R Properties of High-Temperature Superconducting Materials

Systematic studies of the RF properties of various high temperature superconductors were carried out. The experimental technique employed was a parallel plate resonator technique adapted for studying superconducting thin films. The penetration depth and the surface resistance of the samples were measured simultaneously. The YBa_2Cu_3O_ {7-delta} films studied have a wide range of material properties: transition temperature (Tc), normal state resistivity, etc.. At low temperatures, their penetration depths were found to have an essentially quadratic temperature dependence with systematic deviations that were correlated with the Tc of the samples.
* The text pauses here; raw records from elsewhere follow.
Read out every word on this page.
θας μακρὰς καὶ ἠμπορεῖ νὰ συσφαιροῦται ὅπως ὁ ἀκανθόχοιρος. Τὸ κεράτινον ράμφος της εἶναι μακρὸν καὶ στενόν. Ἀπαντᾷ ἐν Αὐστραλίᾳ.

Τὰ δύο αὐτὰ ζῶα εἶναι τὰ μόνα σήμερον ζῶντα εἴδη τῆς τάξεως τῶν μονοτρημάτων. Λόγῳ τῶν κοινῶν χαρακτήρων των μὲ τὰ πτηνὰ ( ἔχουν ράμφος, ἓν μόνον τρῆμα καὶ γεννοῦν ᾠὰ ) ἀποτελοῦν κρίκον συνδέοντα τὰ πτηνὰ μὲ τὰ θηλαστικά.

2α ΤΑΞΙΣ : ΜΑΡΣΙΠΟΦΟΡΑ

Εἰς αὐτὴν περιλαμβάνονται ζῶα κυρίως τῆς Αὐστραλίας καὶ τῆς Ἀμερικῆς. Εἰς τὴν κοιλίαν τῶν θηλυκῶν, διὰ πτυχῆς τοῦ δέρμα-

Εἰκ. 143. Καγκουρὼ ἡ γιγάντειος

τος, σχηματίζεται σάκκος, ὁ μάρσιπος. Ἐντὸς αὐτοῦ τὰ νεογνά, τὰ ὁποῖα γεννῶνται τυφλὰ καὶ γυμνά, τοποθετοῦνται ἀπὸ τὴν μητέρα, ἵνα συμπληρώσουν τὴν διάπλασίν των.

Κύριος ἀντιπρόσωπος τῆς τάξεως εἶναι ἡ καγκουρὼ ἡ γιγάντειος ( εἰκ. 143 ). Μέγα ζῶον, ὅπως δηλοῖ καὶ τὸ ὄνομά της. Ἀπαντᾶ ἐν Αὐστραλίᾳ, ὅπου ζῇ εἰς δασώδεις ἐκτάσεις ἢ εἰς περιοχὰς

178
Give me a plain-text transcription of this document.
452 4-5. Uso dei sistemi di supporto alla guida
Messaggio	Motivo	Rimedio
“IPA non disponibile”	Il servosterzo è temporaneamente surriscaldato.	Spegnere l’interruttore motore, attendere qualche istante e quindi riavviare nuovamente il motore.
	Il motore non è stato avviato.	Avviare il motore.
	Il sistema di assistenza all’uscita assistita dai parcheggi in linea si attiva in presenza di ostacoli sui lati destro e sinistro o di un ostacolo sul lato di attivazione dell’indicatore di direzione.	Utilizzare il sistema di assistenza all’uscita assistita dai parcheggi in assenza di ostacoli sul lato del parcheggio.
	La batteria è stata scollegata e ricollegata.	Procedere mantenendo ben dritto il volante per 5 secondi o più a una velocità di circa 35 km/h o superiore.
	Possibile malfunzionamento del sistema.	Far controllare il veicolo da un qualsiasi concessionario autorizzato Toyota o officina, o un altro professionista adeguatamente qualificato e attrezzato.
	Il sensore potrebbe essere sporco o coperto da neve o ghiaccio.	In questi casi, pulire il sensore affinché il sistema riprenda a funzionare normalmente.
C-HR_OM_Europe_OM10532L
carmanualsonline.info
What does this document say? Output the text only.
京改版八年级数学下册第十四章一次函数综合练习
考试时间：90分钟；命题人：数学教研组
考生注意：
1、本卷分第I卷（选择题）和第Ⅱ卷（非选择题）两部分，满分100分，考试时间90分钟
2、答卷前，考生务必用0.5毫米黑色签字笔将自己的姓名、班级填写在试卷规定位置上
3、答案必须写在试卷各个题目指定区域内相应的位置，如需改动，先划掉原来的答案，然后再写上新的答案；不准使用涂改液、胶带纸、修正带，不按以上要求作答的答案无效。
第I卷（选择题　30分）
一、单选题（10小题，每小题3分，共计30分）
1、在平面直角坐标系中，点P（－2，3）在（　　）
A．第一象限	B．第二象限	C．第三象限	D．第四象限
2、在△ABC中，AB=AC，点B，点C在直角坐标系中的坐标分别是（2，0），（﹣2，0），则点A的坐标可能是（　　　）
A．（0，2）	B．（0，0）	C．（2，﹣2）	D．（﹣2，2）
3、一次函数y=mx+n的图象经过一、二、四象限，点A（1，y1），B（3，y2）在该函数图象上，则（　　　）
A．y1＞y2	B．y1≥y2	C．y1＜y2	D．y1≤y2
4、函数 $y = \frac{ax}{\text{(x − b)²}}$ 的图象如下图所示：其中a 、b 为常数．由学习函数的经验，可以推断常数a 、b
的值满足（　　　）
For the dirtiest films (low Tc and low normal channel conductivity), possible exponential behavior was observed for the penetration depth at the lowest temperatures. At higher temperatures (above Tc/2), all the films exhibited the same temperature dependence as that of YBa_2Cu_3O_ {6.95} single crystals. Further analysis revealed that the data are qualitatively consistent with the dirty d-wave model of the high Tc superconductors and that there exists a correlation between the Tc of the films and the amount of disorder present. A strong correlation between Tc and the normal channel conductivity was also observed in these films. The temperature dependence of the normal channel conductivity strongly suggests a rapidly decreasing scattering rate for the quasi-particles below Tc. Preliminary studies on Bi_2Sr _2CaCu_2O_8 single crystals revealed some interesting temperature dependencies for their penetration depths. However we suspect the data are contaminated by c-axis contributions to the transport due to the large anisotropy of the material. In Tl_2Ba_2CaCu _2O_8 thin films, the penetration depth was found to be nearly linear with temperature at low temperatures. One pair of the films exhibited the same temperature dependence as that of YBa_2Cu_3O_{6.95} single crystals over the whole temperature range below Tc. More work on this material is needed to establish the implications of this correlation.